I am writing code to simulate a cylinder (with symmetric axis on "z-plane"), containing a fluid (meeting at a boundary). One of the physics equations requires using the divergence theorem, where I think the required "outward" unit normal at the solid/fluid interface will be the "inward" unit normal from the lateral surface going into the fluid.
Here is what I tried
Equation of cylinder of radius r and length h is $F(x,y,z) = x^2 + y^2 - r^2$
Normal is $$\vec{n} = \frac{\nabla{F}}{\sqrt{(\frac{\partial{F}}{\partial{x}})^2 + (\frac{\partial{F}}{\partial{y}})^2 + (\frac{\partial{F}}{\partial{z}})^2}}$$ $$ = \begin{bmatrix}(\frac{x}{r}) \\ (\frac{y}{r}) \\ 0\end{bmatrix}$$
but my calculus is rusty and I am not confident about this.

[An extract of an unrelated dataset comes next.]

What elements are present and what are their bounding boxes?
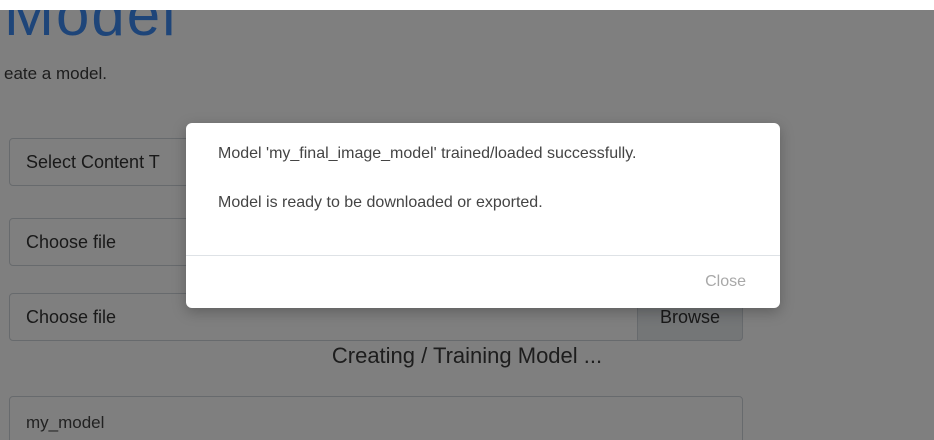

(1) Is this correct, including the sign?
(2) How can I obtain the two unit tangential vectors from this?
(3) Also, when I did this for 2D using a rectangle for the solid and a rectangle for the fluid, then at the boundary, this outward unit normal was simply (-1,0) pointing into the fluid from the solid part, and the corresponding unit tangential vector was (1,0). I am not sure how to do something similar in 3D.

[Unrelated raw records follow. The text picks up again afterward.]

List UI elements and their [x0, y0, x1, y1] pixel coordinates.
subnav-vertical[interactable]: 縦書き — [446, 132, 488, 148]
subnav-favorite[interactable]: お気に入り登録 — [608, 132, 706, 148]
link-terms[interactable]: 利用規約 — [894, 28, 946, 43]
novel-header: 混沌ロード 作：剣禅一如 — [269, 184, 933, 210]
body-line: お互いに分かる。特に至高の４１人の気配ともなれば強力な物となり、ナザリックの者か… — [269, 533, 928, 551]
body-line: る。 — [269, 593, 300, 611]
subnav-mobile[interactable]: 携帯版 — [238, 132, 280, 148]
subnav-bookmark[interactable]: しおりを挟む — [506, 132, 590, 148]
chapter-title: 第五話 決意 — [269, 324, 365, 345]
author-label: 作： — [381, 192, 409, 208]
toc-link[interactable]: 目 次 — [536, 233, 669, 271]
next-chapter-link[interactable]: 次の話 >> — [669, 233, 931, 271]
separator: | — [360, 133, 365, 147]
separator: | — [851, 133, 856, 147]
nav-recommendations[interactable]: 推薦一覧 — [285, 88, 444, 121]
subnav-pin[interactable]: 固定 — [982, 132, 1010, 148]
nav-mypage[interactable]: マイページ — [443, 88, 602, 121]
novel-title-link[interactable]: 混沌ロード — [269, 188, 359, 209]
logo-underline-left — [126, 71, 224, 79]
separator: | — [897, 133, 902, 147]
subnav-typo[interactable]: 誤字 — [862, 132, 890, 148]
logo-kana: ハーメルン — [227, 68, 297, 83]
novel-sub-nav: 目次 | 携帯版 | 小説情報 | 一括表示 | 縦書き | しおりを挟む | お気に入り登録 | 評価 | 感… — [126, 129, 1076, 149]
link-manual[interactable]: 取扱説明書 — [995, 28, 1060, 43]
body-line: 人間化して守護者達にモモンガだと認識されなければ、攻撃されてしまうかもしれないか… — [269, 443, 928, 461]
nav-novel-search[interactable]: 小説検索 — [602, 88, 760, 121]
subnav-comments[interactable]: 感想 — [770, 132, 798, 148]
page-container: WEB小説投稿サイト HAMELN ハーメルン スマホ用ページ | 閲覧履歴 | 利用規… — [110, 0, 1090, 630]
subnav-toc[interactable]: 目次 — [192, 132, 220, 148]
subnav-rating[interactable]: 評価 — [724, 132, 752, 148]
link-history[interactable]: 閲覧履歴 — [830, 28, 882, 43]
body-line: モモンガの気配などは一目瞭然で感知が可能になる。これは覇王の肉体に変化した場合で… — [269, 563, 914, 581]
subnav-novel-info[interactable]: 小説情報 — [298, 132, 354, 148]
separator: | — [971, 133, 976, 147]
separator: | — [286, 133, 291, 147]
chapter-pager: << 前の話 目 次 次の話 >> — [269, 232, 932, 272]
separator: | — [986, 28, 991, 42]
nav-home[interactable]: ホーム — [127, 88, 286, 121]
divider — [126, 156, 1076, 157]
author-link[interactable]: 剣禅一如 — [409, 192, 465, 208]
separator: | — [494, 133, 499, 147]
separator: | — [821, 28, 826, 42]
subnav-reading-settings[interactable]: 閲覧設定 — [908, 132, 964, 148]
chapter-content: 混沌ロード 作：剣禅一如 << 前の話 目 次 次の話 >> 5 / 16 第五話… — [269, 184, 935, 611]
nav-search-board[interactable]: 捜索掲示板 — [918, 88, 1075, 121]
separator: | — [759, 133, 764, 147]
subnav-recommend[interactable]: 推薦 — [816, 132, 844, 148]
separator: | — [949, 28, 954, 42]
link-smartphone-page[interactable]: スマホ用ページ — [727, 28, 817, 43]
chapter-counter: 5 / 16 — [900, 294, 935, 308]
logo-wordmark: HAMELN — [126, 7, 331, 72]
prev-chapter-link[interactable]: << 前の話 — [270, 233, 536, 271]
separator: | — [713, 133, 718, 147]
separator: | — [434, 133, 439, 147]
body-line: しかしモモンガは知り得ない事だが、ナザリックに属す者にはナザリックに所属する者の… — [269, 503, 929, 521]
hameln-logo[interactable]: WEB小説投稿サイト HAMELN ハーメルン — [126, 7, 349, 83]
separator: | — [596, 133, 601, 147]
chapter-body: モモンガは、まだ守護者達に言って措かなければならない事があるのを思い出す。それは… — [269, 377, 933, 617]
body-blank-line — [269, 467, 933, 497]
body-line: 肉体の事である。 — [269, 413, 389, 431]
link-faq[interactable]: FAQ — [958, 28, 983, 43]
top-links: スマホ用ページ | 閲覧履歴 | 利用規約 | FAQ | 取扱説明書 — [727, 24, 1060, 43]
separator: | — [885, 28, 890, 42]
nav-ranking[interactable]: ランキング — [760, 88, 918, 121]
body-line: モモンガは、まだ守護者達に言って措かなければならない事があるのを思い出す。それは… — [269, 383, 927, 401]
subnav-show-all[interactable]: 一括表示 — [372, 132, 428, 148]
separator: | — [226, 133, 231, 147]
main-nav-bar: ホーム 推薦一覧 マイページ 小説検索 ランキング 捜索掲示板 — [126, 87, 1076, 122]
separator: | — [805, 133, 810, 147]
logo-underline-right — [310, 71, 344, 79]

In general for the normal of a level set of some scalar function $F$, you need to know whether $F$ is bigger inside or outside the level set in order to know whether the gradient of $F$ points in or out. In your case $F$ is bigger on the outside, so the gradient points outward.
If you want to simply use the normal to find a pair of tangent vectors, you can do that by obtaining two independent solutions to $n \cdot v=0$. So here you have
$$\frac{x}{r} v_1 + \frac{y}{r} v_2 + 0 v_3 = 0.$$
One solution is obtained by taking $v_2=1,v_3=0$, another is obtained by taking $v_2=0,v_3=1$. So assuming $x \neq 0$, two tangent vectors are $\begin{bmatrix} -\frac{y}{x} \\ 1 \\ 0 \end{bmatrix}$ and $\begin{bmatrix} 0 \\ 0 \\ 1 \end{bmatrix}$. The latter is of course already unit. Attempting to make the former unit reveals a way to simplify it to remove the assumption $x \neq 0$, giving $\begin{bmatrix} -y/r \\ x/r \\ 0 \end{bmatrix}$.
You could also have come up with this last vector by noticing that $\begin{bmatrix} x/r \\ y/r \\ 0 \end{bmatrix}=\begin{bmatrix} \cos(\theta) \\ \sin(\theta) \\ 0 \end{bmatrix}$, and then you can "take the negative reciprocal of the slope" by exchanging the $x$ and $y$ components and flipping one of the signs. This also avoids any need to normalize.
I don't really understand your third question.